Doctors remove cockroach from man’s ear after three days

By Sara Spary | CNN

When Zane Wedding, 40, went swimming last week, he left with more than he bargained for – a cockroach, which burrowed into his left ear and stayed there for three days.

Wedding, who is Maori and works for Greenpeace, had been swimming in his local pool in Auckland, New Zealand on Friday when, unbeknownst to him, the creature had slipped into his ear.

The moment he got home, he felt like his ear was clogged.

“I used a few drops to clean it up and fell asleep on the couch later that night,” he told CNN on Thursday.

“When I woke up in the morning and it was still blocked, I went straight to the doctor. I was waiting for the doctor [surgery] to open up, it was so infuriating,” he said.

At first, the doctor thought he might have clogged water, so he advised him to go home and use a hair dryer to dry it up.

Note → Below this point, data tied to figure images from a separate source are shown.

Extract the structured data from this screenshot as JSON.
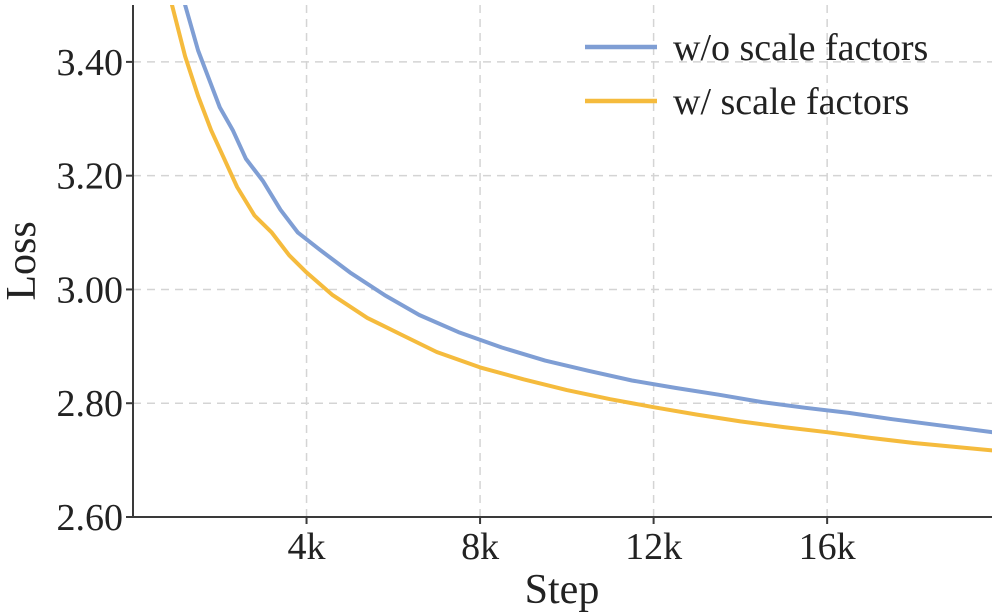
{
  "chart_data": {
    "type": "line",
    "title": "",
    "xlabel": "Step",
    "ylabel": "Loss",
    "xlim": [
      0,
      19800
    ],
    "ylim": [
      2.6,
      3.5
    ],
    "xticks": [
      4000,
      8000,
      12000,
      16000
    ],
    "xtick_labels": [
      "4k",
      "8k",
      "12k",
      "16k"
    ],
    "yticks": [
      2.6,
      2.8,
      3.0,
      3.2,
      3.4
    ],
    "ytick_labels": [
      "2.60",
      "2.80",
      "3.00",
      "3.20",
      "3.40"
    ],
    "grid": true,
    "legend_position": "top-right",
    "series": [
      {
        "name": "w/o scale factors",
        "color": "#7f9ed4",
        "x": [
          1200,
          1500,
          1800,
          2000,
          2300,
          2600,
          3000,
          3400,
          3800,
          4300,
          5000,
          5800,
          6600,
          7500,
          8500,
          9500,
          10500,
          11500,
          12500,
          13500,
          14500,
          15500,
          16500,
          17500,
          18500,
          19800
        ],
        "y": [
          3.5,
          3.42,
          3.36,
          3.32,
          3.28,
          3.23,
          3.19,
          3.14,
          3.1,
          3.07,
          3.03,
          2.99,
          2.955,
          2.925,
          2.898,
          2.875,
          2.857,
          2.84,
          2.827,
          2.815,
          2.802,
          2.792,
          2.783,
          2.772,
          2.762,
          2.749
        ]
      },
      {
        "name": "w/ scale factors",
        "color": "#f5bb3d",
        "x": [
          900,
          1200,
          1500,
          1800,
          2100,
          2400,
          2800,
          3200,
          3600,
          4000,
          4600,
          5400,
          6200,
          7000,
          8000,
          9000,
          10000,
          11000,
          12000,
          13000,
          14000,
          15000,
          16000,
          17000,
          18000,
          19800
        ],
        "y": [
          3.5,
          3.41,
          3.34,
          3.28,
          3.23,
          3.18,
          3.13,
          3.1,
          3.06,
          3.03,
          2.99,
          2.95,
          2.92,
          2.89,
          2.863,
          2.842,
          2.823,
          2.807,
          2.793,
          2.78,
          2.768,
          2.758,
          2.749,
          2.739,
          2.73,
          2.717
        ]
      }
    ]
  }
}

But Wedding knew something was wrong.

“I left the doctor without any relief. I spent most of the weekend lying on my side or jamming a hair dryer in my ear. When I had to walk, I instantly felt dizzy. When I lay down, I could hear the water moving around my eardrum,” he said.

“Over the weekend I tried everything I could to relieve myself – ear candles, hopping on one leg, chewing gum, went for a run – anything I could think of. [to] sort out your ear.

“A cockroach that moves in my head”

On Sunday evening, the tremor suddenly stopped but the ear was still blocked, so Wedding made an appointment to see an ear, nose and throat specialist on Monday.

As soon as the doctor looked inside her ear, according to Wedding, she said, “Oh my god, I think you have a bug in your ear.”

“At that moment I realized that every movement I had felt over the weekend was the cockroach moving in my ear. I immediately thought that I had just pumped air hot in my head and cooking a cockroach in my ear canal all weekend. It made me sick,” he said.

The doctor extracted the dead cockroach in a procedure that took less than five minutes.

“Every time she touched it, I imagined her just squashing a cockroach in my eardrum, so I wasn’t the perfect patient. It was an instant relief… I felt a pop as soon as the doctor removed it,” he said.

“Once I knew it was an insect, everything clicked… That’s why the water was moving even when I was still. It was a cockroach moving around in my head.